Abstract
Density scaling laws complement traditional population scaling laws by enabling the analysis of the full range of human settlements and revealing rural to urban transitions with breakpoints at consistent population densities. However, previous studies covering all areas, not just cities, have been constrained by the granularity of available rural and urban units, as well as limitations in the quantity and diversity of indicators. This study addresses these gaps by examining Middle Layer Super Output Areas (MSOAs) in England and Wales, incorporating an extensive set of 117 indicators for the year 2021, spanning age, ethnicity, educational attainment, religion, disability, economic activity, mortality, crime, property transactions, and road accidents. Results indicate that the relationship between indicator density and population density is best described by a segmented power law model with a consistent breakpoint (33 ± 5 persons per hectare) for 92 of the 117 indicators.
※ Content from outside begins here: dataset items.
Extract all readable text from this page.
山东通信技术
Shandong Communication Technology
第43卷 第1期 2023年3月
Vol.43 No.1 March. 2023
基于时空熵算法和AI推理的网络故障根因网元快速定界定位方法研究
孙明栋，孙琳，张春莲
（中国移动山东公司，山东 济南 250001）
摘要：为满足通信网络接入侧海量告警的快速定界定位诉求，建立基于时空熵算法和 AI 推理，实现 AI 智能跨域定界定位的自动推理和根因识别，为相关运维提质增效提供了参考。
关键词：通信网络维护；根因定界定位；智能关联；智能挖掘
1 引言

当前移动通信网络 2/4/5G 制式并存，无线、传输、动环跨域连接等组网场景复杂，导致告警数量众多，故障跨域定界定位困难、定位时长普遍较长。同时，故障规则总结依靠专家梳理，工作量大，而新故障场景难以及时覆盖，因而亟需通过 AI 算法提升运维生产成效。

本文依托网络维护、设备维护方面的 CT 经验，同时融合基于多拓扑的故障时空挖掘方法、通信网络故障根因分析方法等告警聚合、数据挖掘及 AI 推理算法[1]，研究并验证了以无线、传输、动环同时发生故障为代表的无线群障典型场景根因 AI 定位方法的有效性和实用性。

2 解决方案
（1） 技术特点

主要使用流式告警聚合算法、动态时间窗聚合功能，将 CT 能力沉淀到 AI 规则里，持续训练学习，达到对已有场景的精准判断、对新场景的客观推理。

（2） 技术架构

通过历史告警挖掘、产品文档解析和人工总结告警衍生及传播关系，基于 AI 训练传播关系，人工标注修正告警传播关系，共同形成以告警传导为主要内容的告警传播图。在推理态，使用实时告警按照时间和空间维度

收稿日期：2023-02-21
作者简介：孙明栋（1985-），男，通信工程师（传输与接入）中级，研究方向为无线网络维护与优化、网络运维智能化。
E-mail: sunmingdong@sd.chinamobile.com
Additionally, increasing granularity reveals further rural to urban transitions not observed at coarser spatial resolutions. Our findings also highlight the influence of population characteristics on scaling exponents, where stratifying dementia and ischaemic heart disease by older age groups (aged 70 and above) significantly affects these exponents, illustrating a protective urban effect.
Data availability
All data generated or analysed during this study are included in this published article (and its supplementary information files). This data was compiled from a range of publicly available sources as noted in the manuscript. These are provided as the Following files: S1Dataset.csv, S2Dataset.csv, S3Dataset.csv and S4Dataset.csv.
Code Availability
We have also provided a set of R-scripts as supplementary information. This has been provided as S1Code.R.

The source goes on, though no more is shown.